SANTA ROSA -- The Sonoma County Board of Supervisors intends to make it quicker to set up vacation rentals in unincorporated parts of the county, according to a memo released today.

The board adopted a resolution of intent to change vacation-rental rules to allow for the issuing of operating permits at the Permit and Resource Management Department counter if certain criteria are met, according to a department memo.

Such permits would be subject to the granting of a use permit.

This is a part of a county effort to streamline the permitting process while tightening regulation of short-term rental homes.

The most recent changes to previous draft standards, debated at a January hearing, include extension of “quiet hours,” new limitations on the number of allowed guests and “faster, more specific enforcement,” the memo said.

The new changes to the draft would cap the number of overnight guests at vacation rentals at no more than 12 people, with two per bedroom plus an additional two people per house. The number of bedrooms would be limited to five.

Additionally, no more than 16 guests would be allowed at a time, unless a use permit were granted for a special event.

Also among the newly proposed rules was enforcement. Complaints would be directed to a “contact person” identified in the zoning or use permit. Should complaints reoccur, they would be investigated by the department. If validated, the contact person would receive a notice indicating an administrative penalty equal to the fair-market rental rate for the days the property was in violation.

The county Board of Zoning Adjustments may revoke use permits on either the first for second violation. The contact person could demand a hearing on the complaint and penalty. If a permit is revoked, another one may not be granted for that location for at least a year.

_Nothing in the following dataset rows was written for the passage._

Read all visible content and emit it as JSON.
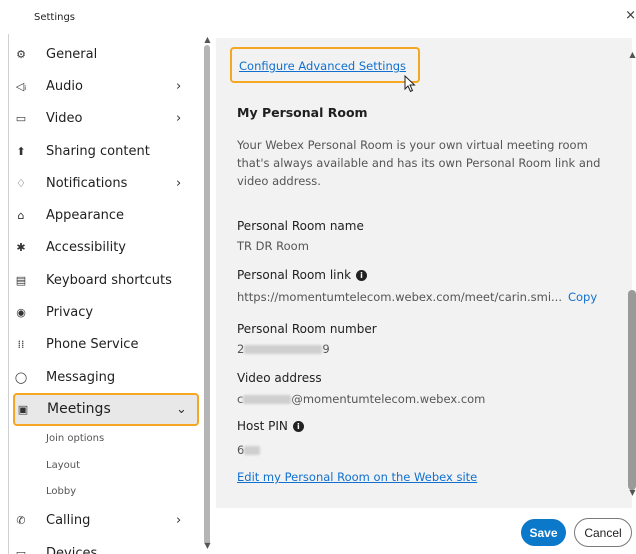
{
  "window": {
    "title": "Settings",
    "close_glyph": "×"
  },
  "sidebar": {
    "items": [
      {
        "label": "General",
        "icon": "⚙",
        "icon_name": "gear-icon",
        "chevron": ""
      },
      {
        "label": "Audio",
        "icon": "◁ᵢ",
        "icon_name": "speaker-icon",
        "chevron": "›"
      },
      {
        "label": "Video",
        "icon": "▭",
        "icon_name": "camera-icon",
        "chevron": "›"
      },
      {
        "label": "Sharing content",
        "icon": "⬆",
        "icon_name": "share-screen-icon",
        "chevron": ""
      },
      {
        "label": "Notifications",
        "icon": "♢",
        "icon_name": "bell-icon",
        "chevron": "›"
      },
      {
        "label": "Appearance",
        "icon": "⌂",
        "icon_name": "appearance-icon",
        "chevron": ""
      },
      {
        "label": "Accessibility",
        "icon": "✱",
        "icon_name": "accessibility-icon",
        "chevron": ""
      },
      {
        "label": "Keyboard shortcuts",
        "icon": "▤",
        "icon_name": "keyboard-icon",
        "chevron": ""
      },
      {
        "label": "Privacy",
        "icon": "◉",
        "icon_name": "privacy-icon",
        "chevron": ""
      },
      {
        "label": "Phone Service",
        "icon": "⁞⁞",
        "icon_name": "dialpad-icon",
        "chevron": ""
      },
      {
        "label": "Messaging",
        "icon": "◯",
        "icon_name": "chat-bubble-icon",
        "chevron": ""
      }
    ],
    "selected": {
      "label": "Meetings",
      "icon": "▣",
      "icon_name": "calendar-icon",
      "chevron": "⌄"
    },
    "sub_items": [
      "Join options",
      "Layout",
      "Lobby"
    ],
    "after_items": [
      {
        "label": "Calling",
        "icon": "✆",
        "icon_name": "phone-icon",
        "chevron": "›"
      },
      {
        "label": "Devices",
        "icon": "▭",
        "icon_name": "devices-icon",
        "chevron": ""
      }
    ]
  },
  "main": {
    "advanced_link": "Configure Advanced Settings",
    "section_title": "My Personal Room",
    "description": "Your Webex Personal Room is your own virtual meeting room that's always available and has its own Personal Room link and video address.",
    "fields": [
      {
        "label": "Personal Room name",
        "value": "TR DR Room"
      },
      {
        "label": "Personal Room link",
        "value": "https://momentumtelecom.webex.com/meet/carin.smi...",
        "action": "Copy",
        "info": "i"
      },
      {
        "label": "Personal Room number",
        "value_prefix": "2",
        "value_suffix": "9"
      },
      {
        "label": "Video address",
        "value_prefix": "c",
        "value_suffix": "@momentumtelecom.webex.com"
      },
      {
        "label": "Host PIN",
        "value_prefix": "6",
        "value_suffix": "",
        "info": "i"
      }
    ],
    "edit_link": "Edit my Personal Room on the Webex site"
  },
  "footer": {
    "save_label": "Save",
    "cancel_label": "Cancel"
  },
  "colors": {
    "accent": "#1170cf",
    "focus_outline": "#f5a623",
    "primary_button": "#0b78c9"
  }
}
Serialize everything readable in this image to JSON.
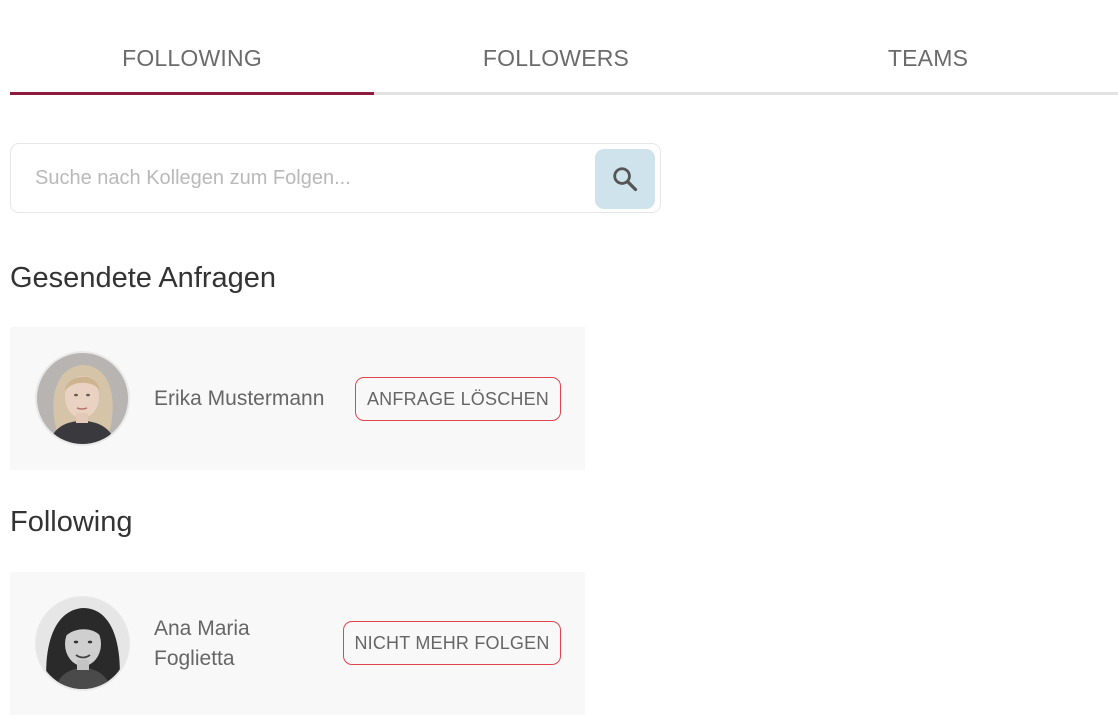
{
  "tabs": [
    {
      "label": "FOLLOWING",
      "active": true
    },
    {
      "label": "FOLLOWERS",
      "active": false
    },
    {
      "label": "TEAMS",
      "active": false
    }
  ],
  "search": {
    "placeholder": "Suche nach Kollegen zum Folgen...",
    "value": "",
    "icon": "search-icon"
  },
  "sections": {
    "sent_requests": {
      "title": "Gesendete Anfragen",
      "people": [
        {
          "name": "Erika Mustermann",
          "action_label": "ANFRAGE LÖSCHEN"
        }
      ]
    },
    "following": {
      "title": "Following",
      "people": [
        {
          "name": "Ana Maria Foglietta",
          "action_label": "NICHT MEHR FOLGEN"
        }
      ]
    }
  },
  "colors": {
    "active_tab_underline": "#8e1a3d",
    "inactive_tab_underline": "#e2e2e2",
    "search_button_bg": "#cfe3ec",
    "action_button_border": "#e0454e",
    "card_bg": "#f8f8f8"
  }
}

The Board of Supervisors may also enact a yet-to-determined tax for “monitoring and enforcement” of vacation rentals or levying of a transient occupancy tax, such as those paid by hotels.

A Planning Commission hearing is set for June 10. Recommendations would go to the Board of Supervisors for consideration, potentially in July.

In related news, the Napa County Board of Supervisors last week voted to delay implementation of a recently passed ban on short-term rental homes in unincorporated areas until Dec. 1.